"If I buy the print, I get the negative, right?" Had a fairly long discussion over that one, and didn't sway his position.
"Three red dots?" I was allowed to exhibit some B&W prints in a local art club show and the question came from the resident dreamy landscape watercolorist hero who had single red dots (indicating a sale) on the title labels of his paintings, while one of my prints had three red dots. I smiled and said, "It's the nature of the medium".
After high school I went to a fine arts college as my first real step to being a photographer. My entrance portfolio was 4x5 contact prints with no drawings or paintings at all. They were made when I had access to a real darkroom for the first time (besides my parents laundry room where I had been developing negatives) and were made with about two months of printing experience. The teachers said I got into their colleges fine arts programme on the strength of my compositions, but that my printing needed work. I took the same portfolio to the head of the same schools photography programme and he said, "Your printing is good but your compositions are weak" I knew I had chosen the right path!

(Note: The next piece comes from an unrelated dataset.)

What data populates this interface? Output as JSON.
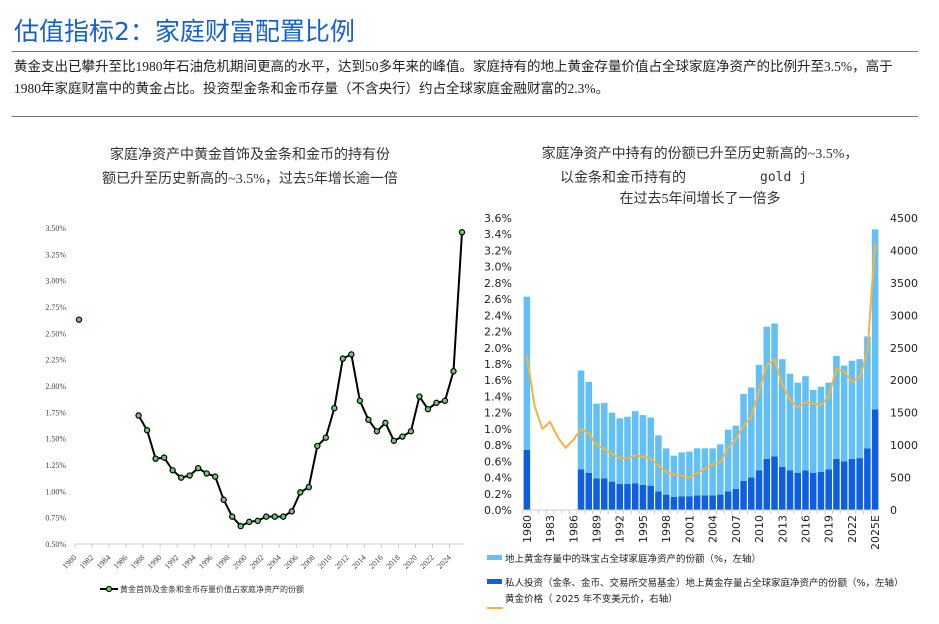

I once took my prints to someone who had seen some international acclaim as a news photographer and who just so happened to be in our small town. While flipping through my nature photographs he chuckled softly and said quietly to himself, "I remember taking photos like this"
I'm pretty confident in myself, thick skinned, and don't let others viewpoints dent my self worth, but that comment stung. A lot. It was only after ruminating over it for a few days that I realized it stung because there was a kernel of truth in it. They were pretty, controlled compositions in an easy-on-the-eyes style. There was no "me" in them, didn't necessarily accentuate what made me stop to photograph the scene in the first place, and were safe, tightly controlled compositions. I immediately launched into a balanced imbalance series of images and it changed the trajectory of my photography for the better.